The Brickworks Limited (ASX: BKW) share price is down after announcing its FY22 result.
However, it’s worth noting it rose more than 5% yesterday, so it’s up substantially over the past two days.
Brickworks is a major building products producer and also owns a growing property portfolio.
Brickworks FY22 result
- Continuing operations revenue up 28% to $1.09 billion
- Continuing operations underlying EBITDA up 133% to $1.06 billion
- Continuing operations underlying net profit up 159% to $746 million
- Record statutory profit of $854 million, up 257%
- Final dividend up 3% to 41 cents per share
- Total full year dividend up 3% to 63 cents
There are a few different divisions to Brickworks, so we’ll look at each segment.
Property
The industrial property trust that it operates along with Goodman Group (ASX: GMG) saw the total value increase by 69% to $3.09 billion, with Brickworks’ share increasing to $1.54 billion.
It benefited from property revaluations to the tune of $227 million. It also saw development profits of $387 million. The trust completed the state-of-the-art Amazon distribution centre, the first facility at the Oakdale West business park in Sydney.
The property trust saw net trust (rental) income rise by 17% to $36 million.
It also launched the Brickworks Manufacturing Trust with Goodman, comprising a portfolio of 15 manufacturing plants, tenanted by Brickworks businesses including Austral Bricks, Bristle Roofing and Austral Masonry. Total trust assets of $416 million represented a premium of $280 million to the value on the Brickworks balance sheet prior to the sale.
Gross cash proceeds of $209 million, representing 49.9% of the asset value, were used to pay down group debt. Brickworks’ 50.1% interest in the trust has an equity value of $211 million. The manufacturing trust will start generating rental profit for Brickworks in FY23.
Several of the manufacturing trust properties have “the potential for additional development and greater utilisation.”
Building products Australia
Brickworks said that the Australian building products division made $205 million of EBITDA, which includes a $89 million profit from the sale of operational land into the manufacturing trust. Excluding that, EBITDA from continuing operations went up 19% to $116 million and EBIT grew 34% to $64 million.
Austral Bricks saw a “particularly strong” performance thanks to higher sales and improved margins, despite inflation. It increased prices to recover increasing costs.
However, it’s forecasting lower building activity over the medium term due to higher inflation, higher interest rates and pressure on global supply chains.
Building products North America
In North America, it made $48 million of EBITDA and EBIT of $25 million, though this included $13 million from the sale of several surplus land holdings.
Excluding the land sales, EBITDA rose 113% to $35 million. It has increased its sales to the southern residential market, primarily in Texas.
This segment closed two more plants during the year. It’s confident that the plant network is the right size for its forecast production, with each plant operating at a “much higher utilisation and improved efficiency”.
Investments
Its investment division saw EBIT increase by 86% to $181 million. Cash dividends increased by 5% to $61 million.

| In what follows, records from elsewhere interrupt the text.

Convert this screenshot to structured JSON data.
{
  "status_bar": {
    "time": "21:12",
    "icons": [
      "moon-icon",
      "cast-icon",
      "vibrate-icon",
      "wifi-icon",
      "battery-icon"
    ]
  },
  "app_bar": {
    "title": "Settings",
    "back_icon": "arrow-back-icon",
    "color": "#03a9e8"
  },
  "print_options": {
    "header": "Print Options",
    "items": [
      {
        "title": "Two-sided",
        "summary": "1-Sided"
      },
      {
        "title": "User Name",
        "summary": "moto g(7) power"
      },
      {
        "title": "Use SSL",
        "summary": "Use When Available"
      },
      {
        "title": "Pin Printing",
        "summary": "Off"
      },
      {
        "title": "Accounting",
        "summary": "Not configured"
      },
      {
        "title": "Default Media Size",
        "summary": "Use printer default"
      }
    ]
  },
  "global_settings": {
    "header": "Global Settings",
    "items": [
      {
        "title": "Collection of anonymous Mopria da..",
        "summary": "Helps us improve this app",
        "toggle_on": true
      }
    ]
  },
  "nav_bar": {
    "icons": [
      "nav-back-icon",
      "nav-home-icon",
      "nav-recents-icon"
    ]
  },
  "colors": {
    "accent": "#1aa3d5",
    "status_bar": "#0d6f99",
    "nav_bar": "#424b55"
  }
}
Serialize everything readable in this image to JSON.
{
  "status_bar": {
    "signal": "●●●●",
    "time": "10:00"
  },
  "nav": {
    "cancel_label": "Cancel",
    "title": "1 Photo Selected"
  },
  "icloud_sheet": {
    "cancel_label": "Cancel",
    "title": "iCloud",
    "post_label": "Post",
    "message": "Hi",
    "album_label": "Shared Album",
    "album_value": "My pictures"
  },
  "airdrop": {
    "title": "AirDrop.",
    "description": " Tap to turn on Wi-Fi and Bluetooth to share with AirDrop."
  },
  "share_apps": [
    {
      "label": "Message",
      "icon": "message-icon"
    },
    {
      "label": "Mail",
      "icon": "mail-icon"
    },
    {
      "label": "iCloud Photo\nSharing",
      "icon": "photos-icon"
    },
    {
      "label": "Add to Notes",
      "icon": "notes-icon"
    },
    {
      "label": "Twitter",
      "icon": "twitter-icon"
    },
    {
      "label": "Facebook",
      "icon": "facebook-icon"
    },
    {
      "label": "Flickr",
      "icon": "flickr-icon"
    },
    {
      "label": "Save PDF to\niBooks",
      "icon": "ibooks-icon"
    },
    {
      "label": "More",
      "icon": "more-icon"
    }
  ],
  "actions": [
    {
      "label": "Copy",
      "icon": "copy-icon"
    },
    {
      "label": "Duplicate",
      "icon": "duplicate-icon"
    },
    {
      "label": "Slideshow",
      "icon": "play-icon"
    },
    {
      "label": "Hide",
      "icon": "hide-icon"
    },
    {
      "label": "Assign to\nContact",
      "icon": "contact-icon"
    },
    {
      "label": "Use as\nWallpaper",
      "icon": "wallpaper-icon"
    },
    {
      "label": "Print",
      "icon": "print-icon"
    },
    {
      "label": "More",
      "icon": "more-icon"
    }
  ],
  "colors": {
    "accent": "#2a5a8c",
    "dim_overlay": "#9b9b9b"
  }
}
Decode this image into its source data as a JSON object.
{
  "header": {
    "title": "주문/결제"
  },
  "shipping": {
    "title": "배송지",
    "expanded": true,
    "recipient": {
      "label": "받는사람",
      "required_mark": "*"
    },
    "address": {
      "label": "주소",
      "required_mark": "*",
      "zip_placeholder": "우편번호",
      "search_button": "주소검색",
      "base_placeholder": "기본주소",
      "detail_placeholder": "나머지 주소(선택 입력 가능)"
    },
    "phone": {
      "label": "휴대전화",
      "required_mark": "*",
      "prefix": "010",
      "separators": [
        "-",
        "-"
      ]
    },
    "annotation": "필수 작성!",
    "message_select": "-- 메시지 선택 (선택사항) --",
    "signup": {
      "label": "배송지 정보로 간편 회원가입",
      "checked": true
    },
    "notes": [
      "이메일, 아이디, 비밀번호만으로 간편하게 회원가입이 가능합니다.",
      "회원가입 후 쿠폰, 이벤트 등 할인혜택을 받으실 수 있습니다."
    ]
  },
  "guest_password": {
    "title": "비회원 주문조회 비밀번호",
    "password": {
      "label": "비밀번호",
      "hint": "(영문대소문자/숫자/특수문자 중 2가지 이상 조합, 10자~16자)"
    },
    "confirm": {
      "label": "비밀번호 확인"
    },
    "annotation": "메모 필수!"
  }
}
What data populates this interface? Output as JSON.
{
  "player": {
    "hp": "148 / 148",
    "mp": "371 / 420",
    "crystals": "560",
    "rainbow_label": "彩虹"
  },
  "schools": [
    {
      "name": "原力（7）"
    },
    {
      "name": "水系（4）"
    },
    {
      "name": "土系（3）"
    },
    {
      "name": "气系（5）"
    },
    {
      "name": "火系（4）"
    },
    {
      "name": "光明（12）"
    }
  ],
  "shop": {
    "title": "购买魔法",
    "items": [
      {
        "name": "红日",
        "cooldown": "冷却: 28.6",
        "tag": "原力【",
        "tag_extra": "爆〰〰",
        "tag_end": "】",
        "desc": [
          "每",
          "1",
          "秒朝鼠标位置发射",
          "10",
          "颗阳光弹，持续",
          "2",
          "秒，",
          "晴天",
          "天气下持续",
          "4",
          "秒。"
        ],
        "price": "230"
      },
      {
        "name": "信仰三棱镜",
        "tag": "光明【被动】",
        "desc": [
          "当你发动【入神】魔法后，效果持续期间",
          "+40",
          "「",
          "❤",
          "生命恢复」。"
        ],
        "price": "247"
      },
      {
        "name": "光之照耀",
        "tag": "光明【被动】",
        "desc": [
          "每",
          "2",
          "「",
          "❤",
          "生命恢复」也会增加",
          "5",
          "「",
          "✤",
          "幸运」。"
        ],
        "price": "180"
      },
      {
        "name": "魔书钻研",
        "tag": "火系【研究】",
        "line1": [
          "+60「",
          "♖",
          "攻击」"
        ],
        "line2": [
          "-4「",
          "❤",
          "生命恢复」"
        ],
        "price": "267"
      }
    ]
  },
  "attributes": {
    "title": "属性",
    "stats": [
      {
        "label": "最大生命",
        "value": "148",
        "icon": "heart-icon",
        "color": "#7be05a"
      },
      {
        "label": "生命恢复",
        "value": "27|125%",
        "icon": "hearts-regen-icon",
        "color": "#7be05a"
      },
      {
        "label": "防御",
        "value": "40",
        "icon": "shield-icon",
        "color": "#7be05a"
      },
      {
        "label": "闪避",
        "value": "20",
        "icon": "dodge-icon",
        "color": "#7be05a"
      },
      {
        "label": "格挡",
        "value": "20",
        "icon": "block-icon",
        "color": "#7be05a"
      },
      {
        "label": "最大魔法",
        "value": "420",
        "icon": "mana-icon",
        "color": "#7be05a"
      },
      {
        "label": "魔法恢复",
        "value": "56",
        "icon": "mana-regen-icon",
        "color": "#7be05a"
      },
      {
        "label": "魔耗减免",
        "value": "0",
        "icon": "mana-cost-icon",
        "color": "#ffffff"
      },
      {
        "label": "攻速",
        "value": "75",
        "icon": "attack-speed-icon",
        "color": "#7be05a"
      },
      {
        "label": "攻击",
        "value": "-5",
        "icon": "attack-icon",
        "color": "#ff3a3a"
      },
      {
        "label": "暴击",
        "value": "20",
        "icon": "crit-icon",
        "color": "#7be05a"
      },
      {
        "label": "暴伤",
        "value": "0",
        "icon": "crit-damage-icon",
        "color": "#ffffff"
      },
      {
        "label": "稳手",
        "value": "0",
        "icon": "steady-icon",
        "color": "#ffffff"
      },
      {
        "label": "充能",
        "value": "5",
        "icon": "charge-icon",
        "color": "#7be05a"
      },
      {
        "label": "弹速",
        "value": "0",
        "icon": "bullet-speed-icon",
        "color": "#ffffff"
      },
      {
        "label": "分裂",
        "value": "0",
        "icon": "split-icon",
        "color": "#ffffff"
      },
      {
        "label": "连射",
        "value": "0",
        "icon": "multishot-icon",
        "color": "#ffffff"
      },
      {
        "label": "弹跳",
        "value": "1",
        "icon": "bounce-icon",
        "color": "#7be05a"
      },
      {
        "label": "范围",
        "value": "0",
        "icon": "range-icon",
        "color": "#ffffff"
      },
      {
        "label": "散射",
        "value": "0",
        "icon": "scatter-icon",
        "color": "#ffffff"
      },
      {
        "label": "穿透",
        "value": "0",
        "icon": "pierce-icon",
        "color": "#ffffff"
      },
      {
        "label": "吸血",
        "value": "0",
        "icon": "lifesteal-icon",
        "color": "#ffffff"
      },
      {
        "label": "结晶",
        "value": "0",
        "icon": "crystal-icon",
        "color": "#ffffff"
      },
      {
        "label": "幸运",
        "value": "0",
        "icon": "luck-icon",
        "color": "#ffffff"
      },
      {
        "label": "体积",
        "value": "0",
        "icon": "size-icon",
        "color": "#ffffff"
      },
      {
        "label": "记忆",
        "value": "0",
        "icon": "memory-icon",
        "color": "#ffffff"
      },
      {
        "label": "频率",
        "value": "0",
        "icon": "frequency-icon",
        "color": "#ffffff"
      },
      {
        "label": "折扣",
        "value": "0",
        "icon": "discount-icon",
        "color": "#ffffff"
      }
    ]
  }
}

Thoughts on the Brickworks share price
This was a strong result from all of its divisions. However, uncertainty is increasing, which could weigh on the Brickworks share price in the next couple of years. But, I believe it’s a buying opportunity in weakness.
There is a significant development pipeline in its property trust, which I’m excited about and this could add a lot of value for the business. It also said that it recently executed a non-binding agreement with Goodman to investigate the development of the mid-Atlantic site in Pennsylvania.
Brickworks noted that its inferred market value was $33.15 per share on 31 July 2022, so there’s a huge discount there. Higher interest rates may hurt the property valuations a bit, but not to the extent of the implied discount, in my opinion. Plus, it has already sold half of the manufacturing trust, using that cash to pay down debt.